Así, con la guía y la inspiración de Maricela Fernández, presidenta de la asociación a quien consideran una gran lideresa, Cheymi, su madre y su abuela rompieron con una barrera de género que había estado presente en sus vidas y en la de muchas otras mujeres de la comunidad, y comenzaron a involucrarse y a poner en práctica sus conocimientos en procesos comunitarios de rescate cultural y formación de personas jóvenes.
Como asociación, las mujeres implementaron un trueque virtual vía WhatsApp, que les permite intercambiar alimentos y semillas con otras mujeres indígenas, y así preservar o recuperar cultivos con los que ya no cuenten.
Además, comenzaron a participar en la toma de decisiones culturales, políticas y ambientales dentro y fuera del territorio. Y con “fuera del territorio” no solo se refiere a una participación a nivel regional o nacional. Heylin, que se había propuesto de forma personal nunca montarse en un avión, tuvo que desafiarse a sí misma a hacerlo para viajar a Glasgow, en Escocia, y participar en la COP26 que se realizó en el 2021.
Ahí, a miles de kilómetros de su hogar, rodeada de personas desconocidas para ella y en medio de un clima que creyó no poder soportar, Heylin vivió una experiencia que considera indescriptible. Imaginarse a todas las mujeres de la asociación ahí con ella, le dio las fuerzas y la motivación para hablar frente a tantas personas en la conferencia dedicada al clima, y durante dos semanas puso en práctica su liderazgo, adquirió experiencia y compartió la que ya tenía, y ganó también conocimientos que se transformaron en ganancia para su territorio y para la asociación una vez que regresó a su hogar.
Cheymi, por su parte, sigue trabajando en capacitar a otros jóvenes de la comunidad en el conocimiento de prácticas ancestrales y la recuperación de su lengua materna, mientras ella misma se capacita por medio de cursos virtuales para seguir desarrollando sus habilidades de liderazgo y continuar su papel fundamental como joven activista.
Desde sus raíces, Cheymi sigue resistiendo
Aunque Cheymi ha experimentado el cambio climático y sus efectos muy de cerca, sumado además a una pandemia, lejos de rendirse y caer en una condición de vulnerabilidad es un ejemplo de resiliencia y ha vivido, desde su juventud, un empoderamiento femenino para ejercer acción climática a través de la cultura y el trabajo en equipo.
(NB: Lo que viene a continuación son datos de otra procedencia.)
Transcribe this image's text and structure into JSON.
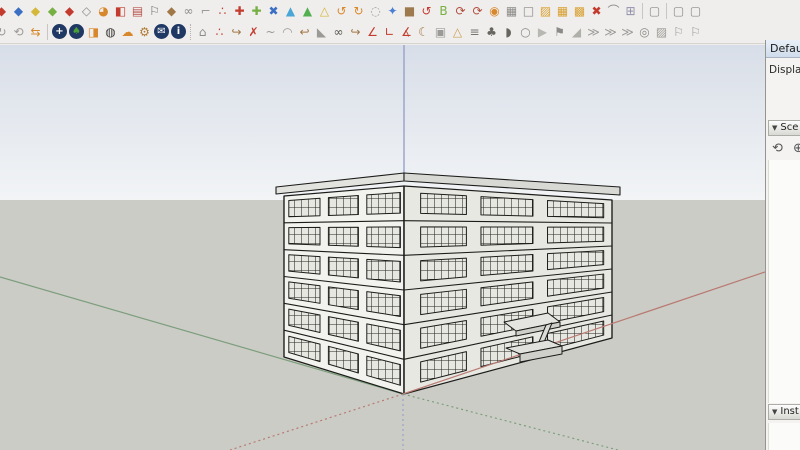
{
  "toolbar": {
    "row1": [
      {
        "name": "plugin-red-diamond-icon",
        "glyph": "◆",
        "color": "#c23b2e"
      },
      {
        "name": "plugin-blue-diamond-icon",
        "glyph": "◆",
        "color": "#3a6fc4"
      },
      {
        "name": "plugin-yellow-diamond-icon",
        "glyph": "◆",
        "color": "#d4b83a"
      },
      {
        "name": "plugin-green-diamond-icon",
        "glyph": "◆",
        "color": "#76b043"
      },
      {
        "name": "plugin-red-diamond2-icon",
        "glyph": "◆",
        "color": "#c23b2e"
      },
      {
        "name": "plugin-white-diamond-icon",
        "glyph": "◇",
        "color": "#8a8a86"
      },
      {
        "name": "pie-tool-icon",
        "glyph": "◕",
        "color": "#d8882c"
      },
      {
        "name": "half-square-tool-icon",
        "glyph": "◧",
        "color": "#c23b2e"
      },
      {
        "name": "ledger-tool-icon",
        "glyph": "▤",
        "color": "#b8524a"
      },
      {
        "name": "flag-tool-icon",
        "glyph": "⚐",
        "color": "#6a6a66"
      },
      {
        "name": "brown-prism-tool-icon",
        "glyph": "◆",
        "color": "#a07848"
      },
      {
        "name": "glasses-tool-icon",
        "glyph": "∞",
        "color": "#8a8a86"
      },
      {
        "name": "angle-bracket-tool-icon",
        "glyph": "⌐",
        "color": "#9a9a96"
      },
      {
        "name": "dotted-path-tool-icon",
        "glyph": "∴",
        "color": "#c23b2e"
      },
      {
        "name": "red-cross-tool-icon",
        "glyph": "✚",
        "color": "#c23b2e"
      },
      {
        "name": "green-cross-tool-icon",
        "glyph": "✚",
        "color": "#76b043"
      },
      {
        "name": "blue-x-tool-icon",
        "glyph": "✖",
        "color": "#3a6fc4"
      },
      {
        "name": "blue-droplet-tool-icon",
        "glyph": "▲",
        "color": "#4aa6d6"
      },
      {
        "name": "green-droplet-tool-icon",
        "glyph": "▲",
        "color": "#52b050"
      },
      {
        "name": "yellow-triangle-tool-icon",
        "glyph": "△",
        "color": "#d4b83a"
      },
      {
        "name": "orange-hook-tool-icon",
        "glyph": "↺",
        "color": "#d8882c"
      },
      {
        "name": "orange-double-hook-tool-icon",
        "glyph": "↻",
        "color": "#d8882c"
      },
      {
        "name": "ring-tool-icon",
        "glyph": "◌",
        "color": "#9a9a96"
      },
      {
        "name": "compass-star-tool-icon",
        "glyph": "✦",
        "color": "#4a7fd4"
      },
      {
        "name": "brown-box-tool-icon",
        "glyph": "■",
        "color": "#9c7a4e"
      },
      {
        "name": "red-swirl-tool-icon",
        "glyph": "↺",
        "color": "#c23b2e"
      },
      {
        "name": "green-b-tool-icon",
        "glyph": "B",
        "color": "#76b043"
      },
      {
        "name": "rotate-box1-tool-icon",
        "glyph": "⟳",
        "color": "#b05040"
      },
      {
        "name": "rotate-box2-tool-icon",
        "glyph": "⟳",
        "color": "#b05040"
      },
      {
        "name": "orange-target-tool-icon",
        "glyph": "◉",
        "color": "#d8882c"
      },
      {
        "name": "checker-pair-tool-icon",
        "glyph": "▦",
        "color": "#8a8a86"
      },
      {
        "name": "wire-box-tool-icon",
        "glyph": "□",
        "color": "#8a8a86"
      },
      {
        "name": "hatch-square-tool-icon",
        "glyph": "▨",
        "color": "#d8a030"
      },
      {
        "name": "grid-2x2-tool-icon",
        "glyph": "▦",
        "color": "#d8a030"
      },
      {
        "name": "grid-3x3-tool-icon",
        "glyph": "▩",
        "color": "#d8a030"
      },
      {
        "name": "red-xx-tool-icon",
        "glyph": "✖",
        "color": "#c23b2e"
      },
      {
        "name": "arc-handles-tool-icon",
        "glyph": "⌒",
        "color": "#8a8a86"
      },
      {
        "name": "tile-grid-tool-icon",
        "glyph": "⊞",
        "color": "#9090a8"
      },
      {
        "sep": true
      },
      {
        "name": "gray-stack-tool-icon",
        "glyph": "▢",
        "color": "#8a8a86"
      },
      {
        "sep": true
      },
      {
        "name": "gray-box-pair1-tool-icon",
        "glyph": "▢",
        "color": "#8a8a86"
      },
      {
        "name": "gray-box-pair2-tool-icon",
        "glyph": "▢",
        "color": "#8a8a86"
      }
    ],
    "row2": [
      {
        "name": "refresh-c-tool-icon",
        "glyph": "↻",
        "color": "#9a9a96"
      },
      {
        "name": "sync-tool-icon",
        "glyph": "⟲",
        "color": "#9a9a96"
      },
      {
        "name": "swap-arrows-tool-icon",
        "glyph": "⇆",
        "color": "#d8882c"
      },
      {
        "sep": true
      },
      {
        "name": "add-circle-tool-icon",
        "glyph": "+",
        "color": "#ffffff",
        "circle": "#1f3864"
      },
      {
        "name": "tree-circle-tool-icon",
        "glyph": "♠",
        "color": "#4a9e3a",
        "circle": "#1f3864"
      },
      {
        "name": "layers-tool-icon",
        "glyph": "◨",
        "color": "#d8882c"
      },
      {
        "name": "checker-sphere-tool-icon",
        "glyph": "◍",
        "color": "#3a3a38"
      },
      {
        "name": "cloud-upload-tool-icon",
        "glyph": "☁",
        "color": "#d8882c"
      },
      {
        "name": "gear-tool-icon",
        "glyph": "⚙",
        "color": "#b07830"
      },
      {
        "name": "envelope-tool-icon",
        "glyph": "✉",
        "color": "#ffffff",
        "circle": "#1f3864"
      },
      {
        "name": "info-tool-icon",
        "glyph": "i",
        "color": "#ffffff",
        "circle": "#1f3864"
      },
      {
        "dotsep": true
      },
      {
        "name": "polygon-flag-tool-icon",
        "glyph": "⌂",
        "color": "#8a8a86"
      },
      {
        "name": "dot-curve-tool-icon",
        "glyph": "∴",
        "color": "#c23b2e"
      },
      {
        "name": "send-arrow-tool-icon",
        "glyph": "↪",
        "color": "#a07848"
      },
      {
        "name": "x-line-tool-icon",
        "glyph": "✗",
        "color": "#c23b2e"
      },
      {
        "name": "blob-pair-tool-icon",
        "glyph": "~",
        "color": "#9a9a96"
      },
      {
        "name": "animal-tool-icon",
        "glyph": "◠",
        "color": "#9a9a96"
      },
      {
        "name": "curve-arrow-tool-icon",
        "glyph": "↩",
        "color": "#a07848"
      },
      {
        "name": "fold-triangle-tool-icon",
        "glyph": "◣",
        "color": "#9a9a96"
      },
      {
        "name": "goggles-tool-icon",
        "glyph": "∞",
        "color": "#55554f"
      },
      {
        "name": "hook-arrow-tool-icon",
        "glyph": "↪",
        "color": "#a07848"
      },
      {
        "name": "red-angle1-tool-icon",
        "glyph": "∠",
        "color": "#c23b2e"
      },
      {
        "name": "red-angle2-tool-icon",
        "glyph": "∟",
        "color": "#c23b2e"
      },
      {
        "name": "red-angle3-tool-icon",
        "glyph": "∡",
        "color": "#c23b2e"
      },
      {
        "name": "crescent-tool-icon",
        "glyph": "☾",
        "color": "#a07848"
      },
      {
        "name": "box-sphere-tool-icon",
        "glyph": "▣",
        "color": "#9a9a96"
      },
      {
        "name": "cone-tool-icon",
        "glyph": "△",
        "color": "#c8a050"
      },
      {
        "name": "column-stack-tool-icon",
        "glyph": "≡",
        "color": "#77776f"
      },
      {
        "name": "forest-tool-icon",
        "glyph": "♣",
        "color": "#66665f"
      },
      {
        "name": "dome-tool-icon",
        "glyph": "◗",
        "color": "#66665f"
      },
      {
        "name": "polygon2-tool-icon",
        "glyph": "○",
        "color": "#8a8a86"
      },
      {
        "name": "arrow-shape-tool-icon",
        "glyph": "▶",
        "color": "#b8b8b2"
      },
      {
        "name": "flag-banner-tool-icon",
        "glyph": "⚑",
        "color": "#8a8a86"
      },
      {
        "name": "ramp-tool-icon",
        "glyph": "◢",
        "color": "#b0b0aa"
      },
      {
        "name": "chevron1-tool-icon",
        "glyph": "≫",
        "color": "#9a9a96"
      },
      {
        "name": "chevron2-tool-icon",
        "glyph": "≫",
        "color": "#9a9a96"
      },
      {
        "name": "chevron3-tool-icon",
        "glyph": "≫",
        "color": "#9a9a96"
      },
      {
        "name": "snail-tool-icon",
        "glyph": "◎",
        "color": "#8a8a86"
      },
      {
        "name": "ramp-stack-tool-icon",
        "glyph": "▨",
        "color": "#9a9a96"
      },
      {
        "name": "page-flag-tool-icon",
        "glyph": "⚐",
        "color": "#9a9a96"
      },
      {
        "name": "banner-pole-tool-icon",
        "glyph": "⚐",
        "color": "#9a9a96"
      }
    ]
  },
  "right_panel": {
    "title": "Default",
    "display_label": "Display:",
    "scenes_section": {
      "collapse_icon": "▼",
      "label": "Sce"
    },
    "instructor_section": {
      "collapse_icon": "▼",
      "label": "Inst"
    },
    "scene_toolbar": [
      {
        "name": "refresh-scene-icon",
        "glyph": "⟲",
        "color": "#555555"
      },
      {
        "name": "add-scene-icon",
        "glyph": "⊕",
        "color": "#555555"
      }
    ]
  },
  "viewport": {
    "model": "six-story frame building",
    "stories": 6,
    "colors": {
      "sky_top": "#d8dee8",
      "sky_bottom": "#f2f4f6",
      "ground": "#cbccc6",
      "axis_red": "#b97a72",
      "axis_green": "#7d9e7d",
      "axis_blue": "#98a1c8",
      "edge": "#1c1c1a",
      "face_left": "#f2f2ee",
      "face_right": "#e8e8e3",
      "roof_left": "#e2e2de",
      "roof_right": "#d8d8d4"
    }
  }
}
Hoy conoce y comprende la importancia de trabajar la tierra de la mano con el medio ambiente; sabe de primera mano el porqué se hace una rotación en las parcelas; también está consciente de los beneficios de consumir alimentos ricos y saludables, libres de químicos, y la necesidad de que su generación sea educada bajo estos principios; y siempre pone en práctica la solidaridad, el respeto y el amor en su trato con la naturaleza y con los demás.
Mientras ejerce acción climática con sus propias manos, Cheymi crece como líder formando a otros jóvenes de su comunidad para que también comprendan las implicaciones de lo que están viviendo, y la importancia de accionar poniendo en práctica el legado de sus ancestros para encontrar soluciones en su entorno.
Hoy, Cheymi puede decir y enseñar con convicción que volver a las raíces es resistir.
Relato elaborado para el curso Narrativas Climáticas Participativas de la Escuela de Ciencias de la Comunicación Colectiva, Universidad de Costa Rica.